Verily has unveiled its long-discussed wearable health tracker, Study Watch. The Alphabet unit formerly known as Google Life Sciences has designed the watch to meet the needs of clinical trials and the patients they monitor, resulting in an unobtrusive device with a long battery life.
Focusing on researchers, rather than consumers, has resulted in a device that is notably different from wearables from Apple, Fitbit and other manufacturers. Some of the standout features of Study Watch are those designed to ensure research participants keep wearing it for the duration of the trial and cut the risk of data loss.
These features reflect investigator concerns about the impact on data quality of subjects failing to wear the device or upload results from it, as well as everyone’s worries about the security of health and research data. To mitigate these risks, Study Watch has a longer battery life, more storage and a greater focus on security than is typical.
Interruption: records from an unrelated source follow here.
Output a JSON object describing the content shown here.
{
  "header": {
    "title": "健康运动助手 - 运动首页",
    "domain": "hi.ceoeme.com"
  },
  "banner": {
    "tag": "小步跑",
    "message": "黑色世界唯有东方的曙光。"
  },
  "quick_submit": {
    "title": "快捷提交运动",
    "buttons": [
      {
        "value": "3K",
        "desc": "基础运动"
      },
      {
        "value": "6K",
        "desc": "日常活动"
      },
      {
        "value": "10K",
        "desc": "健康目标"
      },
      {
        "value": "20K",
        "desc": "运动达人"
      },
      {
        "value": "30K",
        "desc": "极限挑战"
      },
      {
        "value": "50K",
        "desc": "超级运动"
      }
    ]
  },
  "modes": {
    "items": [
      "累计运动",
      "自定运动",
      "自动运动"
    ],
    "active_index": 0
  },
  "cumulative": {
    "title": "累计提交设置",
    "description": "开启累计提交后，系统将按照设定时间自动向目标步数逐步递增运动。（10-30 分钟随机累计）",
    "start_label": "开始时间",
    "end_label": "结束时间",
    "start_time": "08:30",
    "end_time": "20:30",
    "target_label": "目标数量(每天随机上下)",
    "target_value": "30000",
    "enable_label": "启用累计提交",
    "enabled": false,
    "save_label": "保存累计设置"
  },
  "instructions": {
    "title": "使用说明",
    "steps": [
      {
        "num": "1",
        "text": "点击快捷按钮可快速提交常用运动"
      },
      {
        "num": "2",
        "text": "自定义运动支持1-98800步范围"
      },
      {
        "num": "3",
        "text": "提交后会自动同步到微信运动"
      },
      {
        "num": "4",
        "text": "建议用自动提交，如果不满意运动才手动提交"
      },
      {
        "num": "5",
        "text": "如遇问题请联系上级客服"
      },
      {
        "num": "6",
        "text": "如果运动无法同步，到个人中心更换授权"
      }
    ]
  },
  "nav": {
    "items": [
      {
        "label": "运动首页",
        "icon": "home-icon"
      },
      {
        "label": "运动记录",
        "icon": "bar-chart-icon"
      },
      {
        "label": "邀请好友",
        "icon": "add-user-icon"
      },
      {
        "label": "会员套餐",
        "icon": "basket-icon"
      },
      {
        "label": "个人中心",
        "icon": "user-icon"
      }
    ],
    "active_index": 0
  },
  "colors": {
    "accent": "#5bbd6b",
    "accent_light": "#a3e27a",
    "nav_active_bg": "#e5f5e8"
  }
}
At one week, the battery life of Study Watch exceeds that of many wearables, although it falls well short of the one year achieved by Garmin’s vivofit. With patients only having to take off the device to charge once a week, there are fewer opportunities for subjects to forget to put Study Watch back on than there are for other devices with battery lives of one to five days. The design of the device, which looks like a normal watch and does little other than tell the time, is also intended to make people comfortable with wearing it day to day.
This is one way Verily has designed Study Watch to deliver research-grade data. Another is the focus on security. Data kept on the device are encrypted before being uploaded to the cloud. And the amount of storage on Study Watch means users can go an unusually long time between syncing.